AgenPress. In un’intervista a Tv2000, il patriarca latino di Gerusalemme parla di “fraintendimenti”, “non ci siamo compresi ed è questo quello che è accaduto, non è mai successo, dispiace” ma non si sono verificati scontri.
“È vero che la polizia – spiega il cardinale – aveva impedito qualsiasi genere di aggregazione nei luoghi dove non c’è un rifugio però noi non avevamo chiesto nulla di pubblico, solo una breve e piccola cerimonia privata per salvare l’idea della celebrazione nel Santo Sepolcro”.

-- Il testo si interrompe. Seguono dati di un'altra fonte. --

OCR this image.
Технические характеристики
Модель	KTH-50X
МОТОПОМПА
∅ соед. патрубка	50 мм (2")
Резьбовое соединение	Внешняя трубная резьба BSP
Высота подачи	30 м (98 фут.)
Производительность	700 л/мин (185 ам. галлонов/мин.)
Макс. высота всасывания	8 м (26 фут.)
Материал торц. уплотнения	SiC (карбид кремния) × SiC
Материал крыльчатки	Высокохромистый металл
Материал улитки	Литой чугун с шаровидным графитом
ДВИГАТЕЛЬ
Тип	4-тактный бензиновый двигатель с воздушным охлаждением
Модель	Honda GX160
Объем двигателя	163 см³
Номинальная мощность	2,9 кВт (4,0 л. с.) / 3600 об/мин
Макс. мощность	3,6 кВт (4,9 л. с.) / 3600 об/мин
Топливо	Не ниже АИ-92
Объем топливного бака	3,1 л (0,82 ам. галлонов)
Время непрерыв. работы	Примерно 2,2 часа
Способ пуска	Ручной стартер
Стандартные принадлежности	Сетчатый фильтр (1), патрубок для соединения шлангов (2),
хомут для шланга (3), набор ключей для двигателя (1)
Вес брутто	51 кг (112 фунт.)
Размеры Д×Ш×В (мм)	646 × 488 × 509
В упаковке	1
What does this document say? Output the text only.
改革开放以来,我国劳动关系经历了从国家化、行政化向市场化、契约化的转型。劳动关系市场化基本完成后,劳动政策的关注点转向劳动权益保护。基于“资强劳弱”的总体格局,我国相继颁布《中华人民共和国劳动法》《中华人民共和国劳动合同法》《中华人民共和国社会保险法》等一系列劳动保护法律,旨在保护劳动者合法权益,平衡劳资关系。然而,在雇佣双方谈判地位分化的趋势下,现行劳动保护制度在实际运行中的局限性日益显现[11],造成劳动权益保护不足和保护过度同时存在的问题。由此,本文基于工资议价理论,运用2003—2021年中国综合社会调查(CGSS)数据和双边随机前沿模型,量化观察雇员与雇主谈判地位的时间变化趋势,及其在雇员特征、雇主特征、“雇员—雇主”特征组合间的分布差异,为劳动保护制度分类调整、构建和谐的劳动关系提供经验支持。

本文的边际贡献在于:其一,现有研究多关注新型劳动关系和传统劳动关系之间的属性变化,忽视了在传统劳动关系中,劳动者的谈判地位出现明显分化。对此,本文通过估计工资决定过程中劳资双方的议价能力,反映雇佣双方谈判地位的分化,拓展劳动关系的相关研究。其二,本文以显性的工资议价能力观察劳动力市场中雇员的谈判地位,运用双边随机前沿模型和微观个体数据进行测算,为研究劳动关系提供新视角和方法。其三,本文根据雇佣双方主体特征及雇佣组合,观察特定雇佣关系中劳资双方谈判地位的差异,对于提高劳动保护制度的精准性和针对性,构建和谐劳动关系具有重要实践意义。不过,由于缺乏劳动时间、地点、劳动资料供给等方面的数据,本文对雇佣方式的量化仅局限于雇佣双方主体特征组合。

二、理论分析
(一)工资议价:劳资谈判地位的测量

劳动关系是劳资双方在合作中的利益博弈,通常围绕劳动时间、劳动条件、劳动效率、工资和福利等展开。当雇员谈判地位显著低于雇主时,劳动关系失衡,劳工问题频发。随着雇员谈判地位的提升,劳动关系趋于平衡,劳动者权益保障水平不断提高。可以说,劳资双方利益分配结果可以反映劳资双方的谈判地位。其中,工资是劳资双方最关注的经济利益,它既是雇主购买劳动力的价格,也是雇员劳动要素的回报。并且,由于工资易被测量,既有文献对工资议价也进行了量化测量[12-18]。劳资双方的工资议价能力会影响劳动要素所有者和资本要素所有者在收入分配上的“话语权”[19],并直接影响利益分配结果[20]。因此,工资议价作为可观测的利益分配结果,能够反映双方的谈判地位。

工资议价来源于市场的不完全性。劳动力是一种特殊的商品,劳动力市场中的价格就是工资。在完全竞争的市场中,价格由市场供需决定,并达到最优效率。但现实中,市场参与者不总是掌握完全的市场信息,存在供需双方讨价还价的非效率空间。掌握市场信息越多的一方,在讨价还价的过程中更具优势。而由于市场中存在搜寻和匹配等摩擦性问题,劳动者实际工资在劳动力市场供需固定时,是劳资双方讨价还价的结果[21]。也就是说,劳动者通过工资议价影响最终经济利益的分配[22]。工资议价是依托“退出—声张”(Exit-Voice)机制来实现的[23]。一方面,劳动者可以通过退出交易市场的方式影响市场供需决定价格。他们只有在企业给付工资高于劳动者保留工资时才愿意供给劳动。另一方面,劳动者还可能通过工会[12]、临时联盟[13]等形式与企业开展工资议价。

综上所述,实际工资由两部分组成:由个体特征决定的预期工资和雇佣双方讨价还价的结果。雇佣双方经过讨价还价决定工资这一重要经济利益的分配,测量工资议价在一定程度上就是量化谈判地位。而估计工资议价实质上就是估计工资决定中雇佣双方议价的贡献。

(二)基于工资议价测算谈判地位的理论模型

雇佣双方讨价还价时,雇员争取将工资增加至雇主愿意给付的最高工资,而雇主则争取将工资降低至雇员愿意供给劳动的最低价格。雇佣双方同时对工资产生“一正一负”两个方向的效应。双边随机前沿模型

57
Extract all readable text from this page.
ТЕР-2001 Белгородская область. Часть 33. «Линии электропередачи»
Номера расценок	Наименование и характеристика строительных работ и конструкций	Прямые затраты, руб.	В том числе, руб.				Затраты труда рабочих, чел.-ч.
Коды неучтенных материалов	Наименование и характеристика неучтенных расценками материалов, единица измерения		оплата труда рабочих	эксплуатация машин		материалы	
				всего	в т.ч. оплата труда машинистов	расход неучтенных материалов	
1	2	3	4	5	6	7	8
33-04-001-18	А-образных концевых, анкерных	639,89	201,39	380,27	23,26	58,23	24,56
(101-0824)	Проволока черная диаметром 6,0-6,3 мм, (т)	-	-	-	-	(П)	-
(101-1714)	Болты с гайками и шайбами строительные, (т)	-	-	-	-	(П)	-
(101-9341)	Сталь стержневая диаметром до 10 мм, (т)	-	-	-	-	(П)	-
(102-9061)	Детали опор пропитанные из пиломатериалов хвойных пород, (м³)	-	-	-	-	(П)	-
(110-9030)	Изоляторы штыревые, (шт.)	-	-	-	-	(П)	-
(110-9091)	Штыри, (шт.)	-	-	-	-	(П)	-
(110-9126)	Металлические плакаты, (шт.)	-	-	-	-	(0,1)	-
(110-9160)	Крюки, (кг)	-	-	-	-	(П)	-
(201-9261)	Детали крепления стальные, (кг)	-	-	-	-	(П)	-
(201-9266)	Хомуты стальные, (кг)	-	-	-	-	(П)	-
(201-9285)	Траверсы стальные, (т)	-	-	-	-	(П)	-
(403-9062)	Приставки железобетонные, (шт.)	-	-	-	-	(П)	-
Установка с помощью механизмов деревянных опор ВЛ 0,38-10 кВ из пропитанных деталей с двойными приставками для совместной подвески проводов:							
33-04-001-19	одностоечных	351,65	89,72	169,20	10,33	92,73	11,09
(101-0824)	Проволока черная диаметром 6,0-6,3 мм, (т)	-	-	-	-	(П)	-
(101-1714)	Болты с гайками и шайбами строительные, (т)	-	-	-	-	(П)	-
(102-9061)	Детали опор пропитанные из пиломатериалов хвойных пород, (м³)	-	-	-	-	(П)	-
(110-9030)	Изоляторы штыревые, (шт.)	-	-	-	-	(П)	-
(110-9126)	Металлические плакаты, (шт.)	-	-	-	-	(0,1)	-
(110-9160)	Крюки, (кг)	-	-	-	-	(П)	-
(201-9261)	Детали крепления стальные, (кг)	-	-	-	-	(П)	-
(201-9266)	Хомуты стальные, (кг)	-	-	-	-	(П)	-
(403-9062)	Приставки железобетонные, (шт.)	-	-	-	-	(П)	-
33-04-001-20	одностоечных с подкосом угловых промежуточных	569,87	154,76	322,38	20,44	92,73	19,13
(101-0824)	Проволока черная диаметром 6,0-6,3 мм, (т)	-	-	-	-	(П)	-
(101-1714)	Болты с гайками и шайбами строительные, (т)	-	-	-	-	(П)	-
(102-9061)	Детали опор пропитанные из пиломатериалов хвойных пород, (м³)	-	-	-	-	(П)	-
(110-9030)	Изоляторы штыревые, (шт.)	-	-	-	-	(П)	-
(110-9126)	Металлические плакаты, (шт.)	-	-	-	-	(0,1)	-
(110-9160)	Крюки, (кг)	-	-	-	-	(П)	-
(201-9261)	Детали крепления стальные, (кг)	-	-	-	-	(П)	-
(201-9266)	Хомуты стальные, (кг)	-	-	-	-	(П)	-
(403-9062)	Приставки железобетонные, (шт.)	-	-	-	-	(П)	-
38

“Vogliamo usare questa situazione – aggiunge il porporato – per vedere di chiarire meglio nei prossimi giorni cosa fare nel rispetto della sicurezza di tutti ma anche nel rispetto del diritto alla preghiera”. Per il patriarca è necessario però pensare al contesto generale. “C’è gente che sta molto peggio di noi che non può celebrare per motivi molto diversi. Celebriamo ancora una volta una Pasqua sottotono”.
Infine sulle parole del premier Netanyahu per il quale “Gesù Cristo non ha alcun vantaggio su Gengis Khan”, Pizzaballa sottolinea: “per noi la vittoria è nella croce ed è quello che vogliamo affermare, la croce non è solo sofferenza e morte, è qualcuno che dona la vita per amore”.